Beyond PURE – motivating for further voluntary commitments, backed by national and international programmes

Jan Westerberg from Mariehamn town presented one of the PURE outcomes, internet-based BenchMark data tool for municipalities and water companies. Its purpose is to share the best performance results of sewage treatment in the region, alongside with an opportunity for local actors to voluntarily update their own data whenever there is a need to. The role of municipalities was emphasized for their prioritizing and city planning responsibilities. In his conclusions the chair of the day, Mikhail Durkin from HELCOM wondered, how soon there will be applications coming to remove Warsaw’s Czajka and Riga’s Daugavgriva from the HELCOM hot spots list.
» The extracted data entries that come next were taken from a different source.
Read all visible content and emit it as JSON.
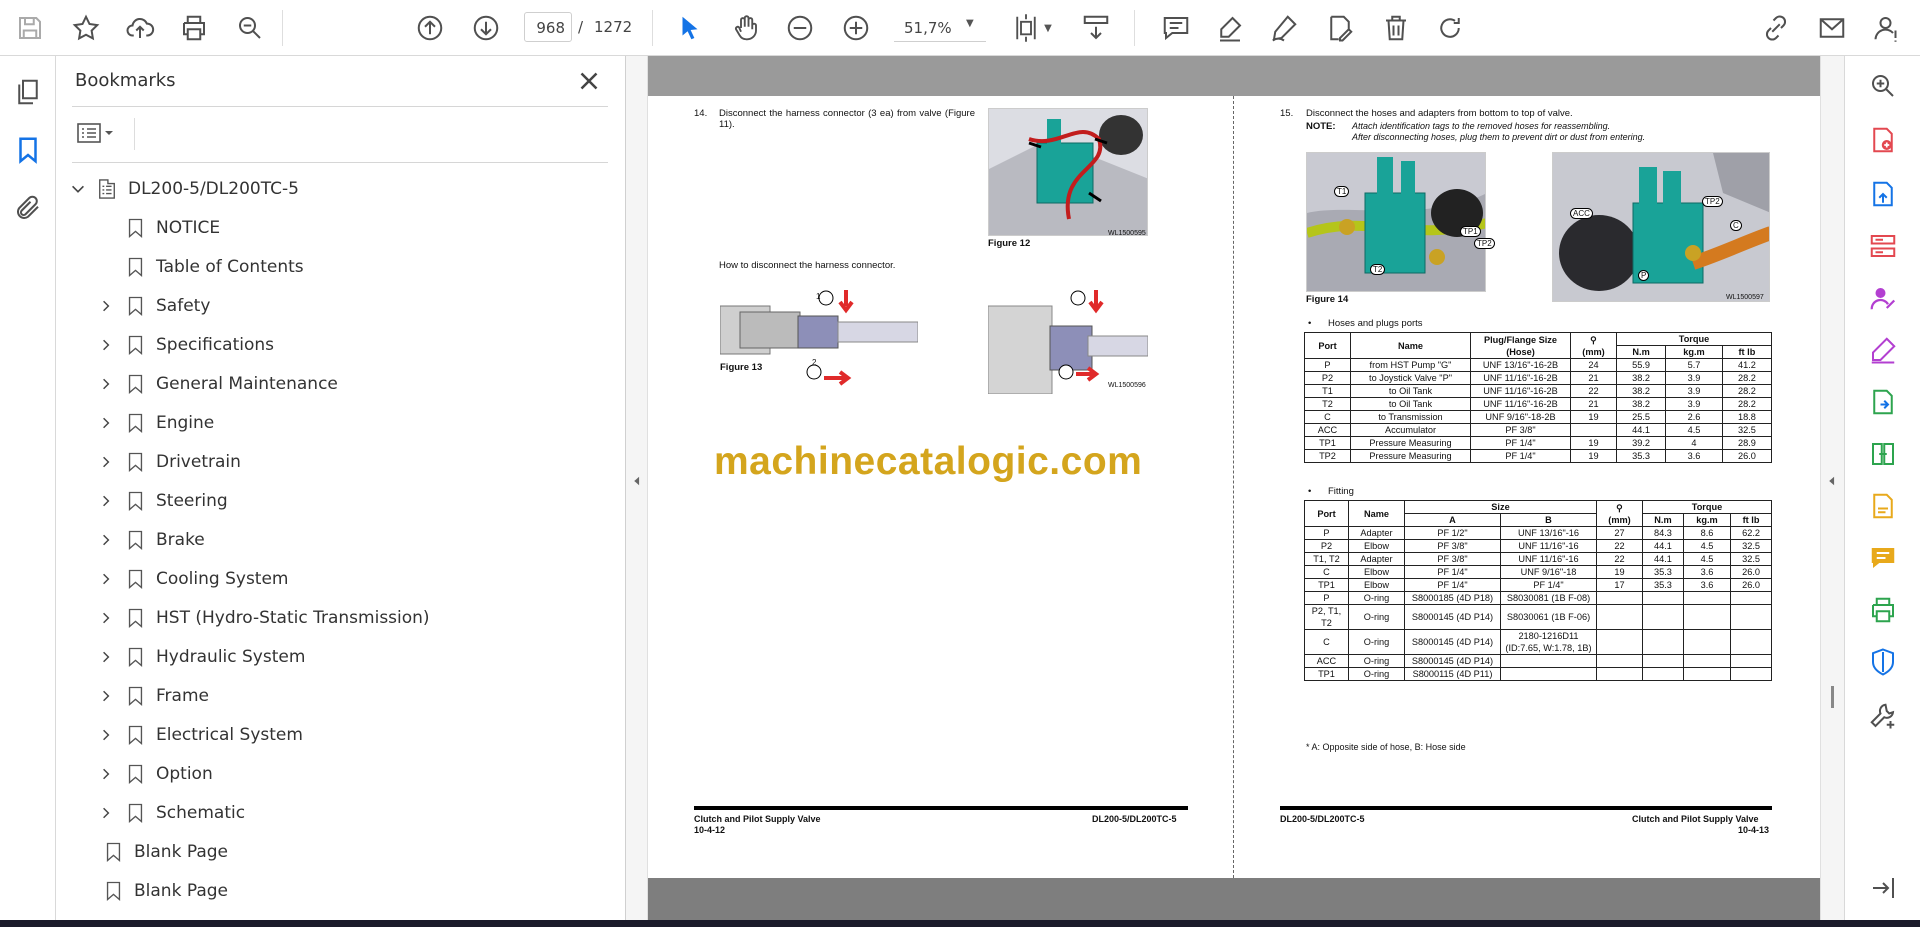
{
  "toolbar": {
    "page_current": "968",
    "page_separator": "/",
    "page_total": "1272",
    "zoom": "51,7%"
  },
  "bookmarks": {
    "title": "Bookmarks",
    "root": "DL200-5/DL200TC-5",
    "items": [
      {
        "label": "NOTICE",
        "expandable": false
      },
      {
        "label": "Table of Contents",
        "expandable": false
      },
      {
        "label": "Safety",
        "expandable": true
      },
      {
        "label": "Specifications",
        "expandable": true
      },
      {
        "label": "General Maintenance",
        "expandable": true
      },
      {
        "label": "Engine",
        "expandable": true
      },
      {
        "label": "Drivetrain",
        "expandable": true
      },
      {
        "label": "Steering",
        "expandable": true
      },
      {
        "label": "Brake",
        "expandable": true
      },
      {
        "label": "Cooling System",
        "expandable": true
      },
      {
        "label": "HST (Hydro-Static Transmission)",
        "expandable": true
      },
      {
        "label": "Hydraulic System",
        "expandable": true
      },
      {
        "label": "Frame",
        "expandable": true
      },
      {
        "label": "Electrical System",
        "expandable": true
      },
      {
        "label": "Option",
        "expandable": true
      },
      {
        "label": "Schematic",
        "expandable": true
      },
      {
        "label": "Blank Page",
        "expandable": false,
        "toplevel": true
      },
      {
        "label": "Blank Page",
        "expandable": false,
        "toplevel": true
      }
    ]
  },
  "document": {
    "left": {
      "step14_num": "14.",
      "step14_text": "Disconnect the harness connector (3 ea) from valve (Figure 11).",
      "fig12_caption": "Figure 12",
      "fig12_code": "WL1500595",
      "how_to": "How to disconnect the harness connector.",
      "fig13_caption": "Figure 13",
      "fig13_code": "WL1500596",
      "callout1": "1",
      "callout2": "2",
      "footer_left_title": "Clutch and Pilot Supply Valve",
      "footer_left_page": "10-4-12",
      "footer_right_model": "DL200-5/DL200TC-5"
    },
    "watermark": "machinecatalogic.com",
    "right": {
      "step15_num": "15.",
      "step15_text": "Disconnect the hoses and adapters from bottom to top of valve.",
      "note_label": "NOTE:",
      "note_line1": "Attach identification tags to the removed hoses for reassembling.",
      "note_line2": "After disconnecting hoses, plug them to prevent dirt or dust from entering.",
      "fig14_caption": "Figure 14",
      "fig14_code": "WL1500597",
      "labels": {
        "t1": "T1",
        "tp1": "TP1",
        "tp2": "TP2",
        "t2": "T2",
        "acc": "ACC",
        "p": "P",
        "c": "C"
      },
      "bullet1": "Hoses and plugs ports",
      "table1": {
        "headers": [
          "Port",
          "Name",
          "Plug/Flange Size (Hose)",
          "(mm)",
          "Torque",
          "N.m",
          "kg.m",
          "ft lb"
        ],
        "rows": [
          [
            "P",
            "from HST Pump \"G\"",
            "UNF 13/16\"-16-2B",
            "24",
            "55.9",
            "5.7",
            "41.2"
          ],
          [
            "P2",
            "to Joystick Valve \"P\"",
            "UNF 11/16\"-16-2B",
            "21",
            "38.2",
            "3.9",
            "28.2"
          ],
          [
            "T1",
            "to Oil Tank",
            "UNF 11/16\"-16-2B",
            "22",
            "38.2",
            "3.9",
            "28.2"
          ],
          [
            "T2",
            "to Oil Tank",
            "UNF 11/16\"-16-2B",
            "21",
            "38.2",
            "3.9",
            "28.2"
          ],
          [
            "C",
            "to Transmission",
            "UNF 9/16\"-18-2B",
            "19",
            "25.5",
            "2.6",
            "18.8"
          ],
          [
            "ACC",
            "Accumulator",
            "PF 3/8\"",
            "",
            "44.1",
            "4.5",
            "32.5"
          ],
          [
            "TP1",
            "Pressure Measuring",
            "PF 1/4\"",
            "19",
            "39.2",
            "4",
            "28.9"
          ],
          [
            "TP2",
            "Pressure Measuring",
            "PF 1/4\"",
            "19",
            "35.3",
            "3.6",
            "26.0"
          ]
        ]
      },
      "bullet2": "Fitting",
      "table2": {
        "headers": [
          "Port",
          "Name",
          "Size",
          "A",
          "B",
          "(mm)",
          "Torque",
          "N.m",
          "kg.m",
          "ft lb"
        ],
        "rows": [
          [
            "P",
            "Adapter",
            "PF 1/2\"",
            "UNF 13/16\"-16",
            "27",
            "84.3",
            "8.6",
            "62.2"
          ],
          [
            "P2",
            "Elbow",
            "PF 3/8\"",
            "UNF 11/16\"-16",
            "22",
            "44.1",
            "4.5",
            "32.5"
          ],
          [
            "T1, T2",
            "Adapter",
            "PF 3/8\"",
            "UNF 11/16\"-16",
            "22",
            "44.1",
            "4.5",
            "32.5"
          ],
          [
            "C",
            "Elbow",
            "PF 1/4\"",
            "UNF 9/16\"-18",
            "19",
            "35.3",
            "3.6",
            "26.0"
          ],
          [
            "TP1",
            "Elbow",
            "PF 1/4\"",
            "PF 1/4\"",
            "17",
            "35.3",
            "3.6",
            "26.0"
          ],
          [
            "P",
            "O-ring",
            "S8000185 (4D P18)",
            "S8030081 (1B F-08)",
            "",
            "",
            "",
            ""
          ],
          [
            "P2, T1, T2",
            "O-ring",
            "S8000145 (4D P14)",
            "S8030061 (1B F-06)",
            "",
            "",
            "",
            ""
          ],
          [
            "C",
            "O-ring",
            "S8000145 (4D P14)",
            "2180-1216D11 (ID:7.65, W:1.78, 1B)",
            "",
            "",
            "",
            ""
          ],
          [
            "ACC",
            "O-ring",
            "S8000145 (4D P14)",
            "",
            "",
            "",
            "",
            ""
          ],
          [
            "TP1",
            "O-ring",
            "S8000115 (4D P11)",
            "",
            "",
            "",
            "",
            ""
          ]
        ]
      },
      "footnote": "* A: Opposite side of hose, B: Hose side",
      "footer_left_model": "DL200-5/DL200TC-5",
      "footer_right_title": "Clutch and Pilot Supply Valve",
      "footer_right_page": "10-4-13"
    }
  },
  "colors": {
    "accent": "#1473e6",
    "icon_gray": "#505050",
    "doc_bg": "#7e7e7e",
    "watermark": "#d4a51d",
    "purple_icon": "#b33fd1",
    "red_icon": "#e34850",
    "green_icon": "#2da44e",
    "yellow_icon": "#e8a91b"
  }
}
He presented the HELCOM Ministerial Meeting 2013 preparations in perspective of municipal sewage treatment, and confirmed that local know-how, commitment and experience are crucial for achieving HELCOM Baltic Sea Action Plan aims. He proposed that, from the perspective of the presentations and discussions of the conference, the HELCOM level in nutrient removal could be set as the national target in Poland and also to EIB funding terms and conditions. Mr. Durkin also reminded that the Baltic Sea region is after all one of the most prosperous regions in Europe, and that there is an opportunity to demonstrate and export good practices to other regions.

Sewage sludge in Gdansk is digested (left), dewatered and transported (middle) to the incineration (right). Photos: Lotta Ruokanen.
Sewage sludge in Gdansk is digested (left), dewatered and transported (middle) to the incineration (right). Photos: Lotta Ruokanen.